UK property asking prices went up by 2% in January froth their December level, leading to a 2.4% year on year increase, as shown by Rightmove data. The property website forecasts that both prices and transaction numbers for real estate will moderately grow in 2013, based on their increase in traffic in the new year. Rightmove also reported that the average asking price of January was of £229,429, a mere 0.4% (or £999) under the highest January figure ever of 2008, £230,428.
While overall data show an increase, there is a regional devide, with a higher increase for property asking prices in London (3.6%), the South East (3%) and the West Midlands 92.6%). At the other end of dropping asking prices are Wales with a 3.5% decrease, East Anglia (2.5%), the North West (1.8) and the Northern region (0.1%).
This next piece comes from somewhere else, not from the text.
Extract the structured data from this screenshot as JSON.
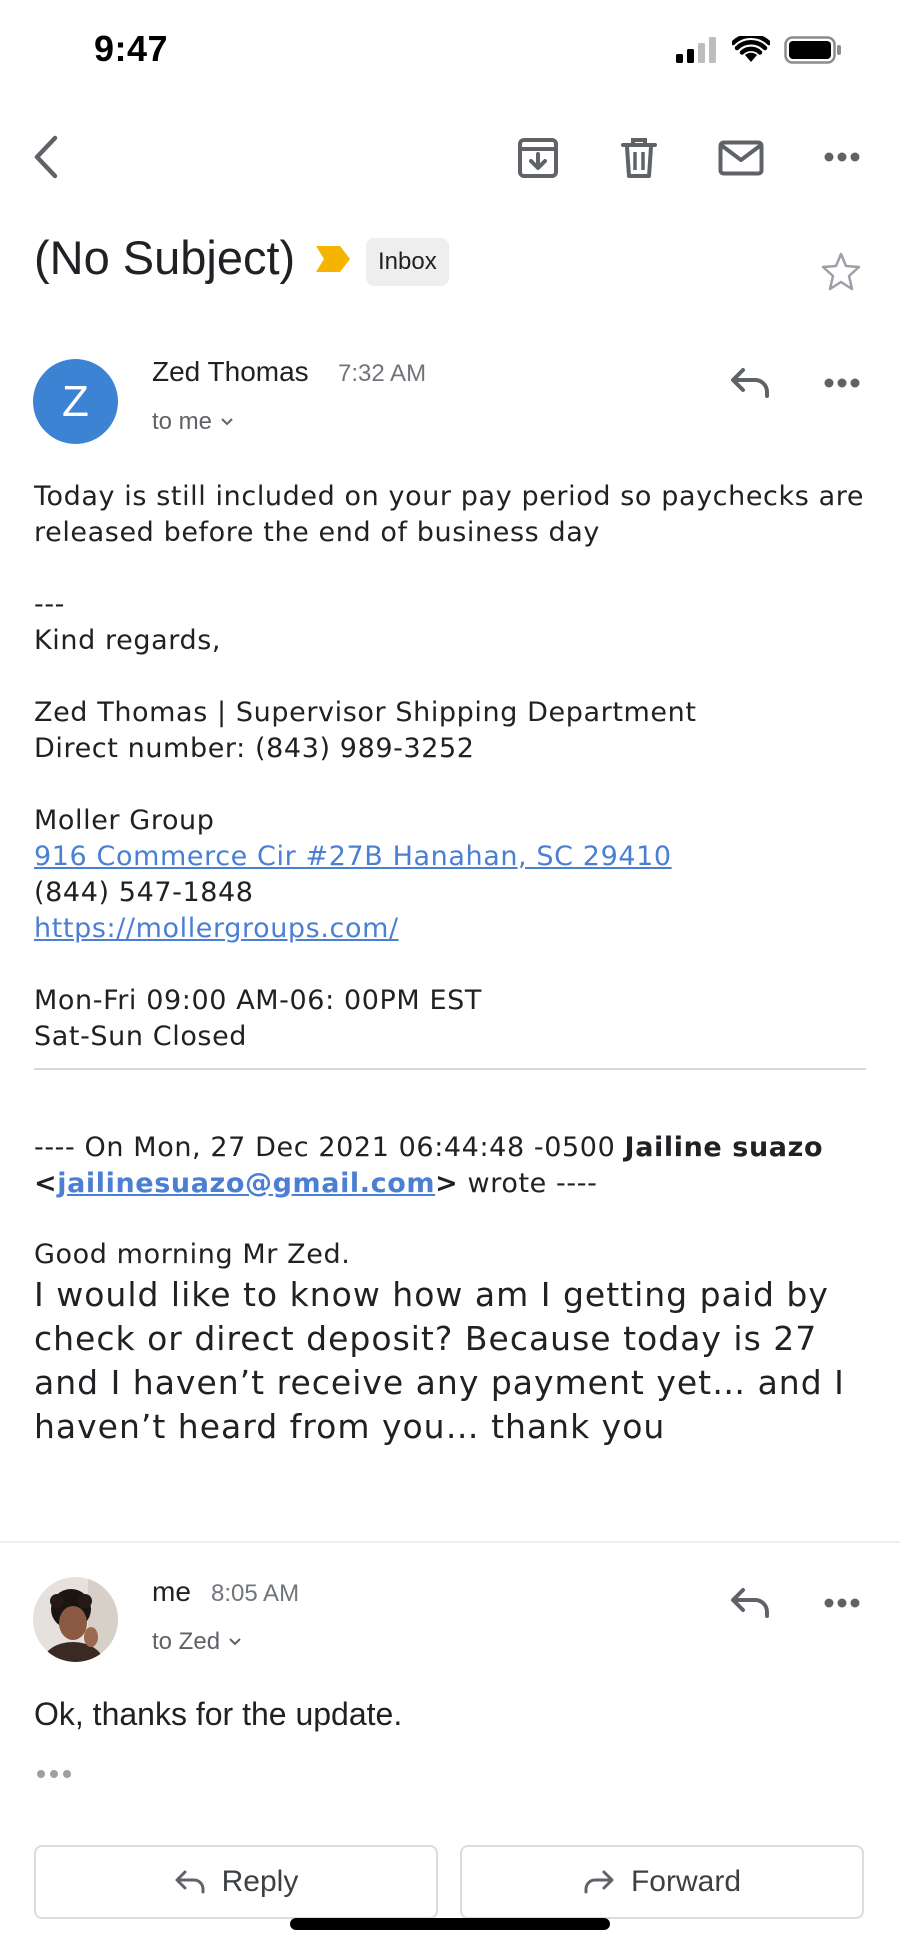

The only Northern regions reporting an increase were Yorkshire and Humberside.
‘Those coming to market this month have taken a pragmatic pricing approach and kept their asking prices pretty much the same as sellers in December. Sensible pricing will help buyer affordability, one of the factors needed to help warm up the market and encourage a recovery from the credit crunch freeze in transaction volumes,’ said Miles Shipside, director and housing market analyst at Rightmove. ‘The thaw will also be helped by growing confidence that prices are more likely to go up than down. There is an increasing body of evidence suggesting genuine green shoots of recovery after a prolonged period of the housing market bumping along the bottom.’
According to the newly released data, the weekly run rate for new properties listing in January was 11,153, 22% higher than last years value. While overall it is still down 37% compared to figures from before the credit crunch recorded five years ago, this is still the highest level in the beginning of a year since 2008.
‘While the number of sellers financially fit enough to come to market is still well down on pre credit crunch levels, there appears to be an increased willingness among those that can to give it a go. With Rightmove breaking traffic records, the chances of selling are on the up for sellers whose properties match the price, location and finish requirements of the greater numbers who are searching for a property to buy,’ explained Shipside. ‘Agents in many parts of the country report that the market remains patchy depending on where you live and what type of property you are selling. However, they are all consistent in noting that it is the best finished properties that are the most in-demand, especially as buyers do not have the spare cash to improve their new home so are hunting for the finished article.’
Rightmove’s latest data also showed that those who are going to put property on the market throughout 2013 are primarily driven by discretionary factors. 7 in 10 sellers are in this situation and not forced into the sale by factors such as the three Ds of death, debt and divorce. Moderately greater mortgage lending might be in play for this year to support the increasing transaction volumes. According to the latest mortgage statistics released by the Bank of England, approvals were up by 3% from November 2011 to November 2012, the highest number of approvals recorded in November since 2007.
‘Those on the wrong side of the minimum deposit borderline are still marginalised, but those that have the funds and earning capacity to trade up will find some lenders offering fixed rate deals at their most attractive ever levels. Lenders are also courting buy to let investors as some areas offer a low risk combination of historically cheap purchase prices and attractive rental income. Rightmove research of professional landlords shows that 74% of those surveyed intend to buy and increase their portfolios within the next 12 months,’ Shipside explained further. ‘A further sign of market recovery is when investors look to property to achieve good returns. The majority of professional property investors appear to have spotted that now is the time to increase their investment, and they are obviously confident that prices are not going to get cheaper.’
While Rightmove comes with a bright forecast for property transactions and the real estate field in general for 2013, not everyone shares their enthusiasm. Nick Hopkinson, director of property company, PPR Estates, painting a very different picture.
‘Seller numbers, whilst up on last year, are still around half the numbers needed in a functioning market with an average of only 64 properties per agent in December 2012. Buyers still require huge deposits going into 2013. Typically they still average 20% according to the latest industry data and, of course, a perfect credit score remains essential for any borrowing. Also, potential buyers are not so easily excited about house prices and actual buying prices remain slightly down at best, excluding the London bubble, when you look at the most recent completion statistics,’ he said.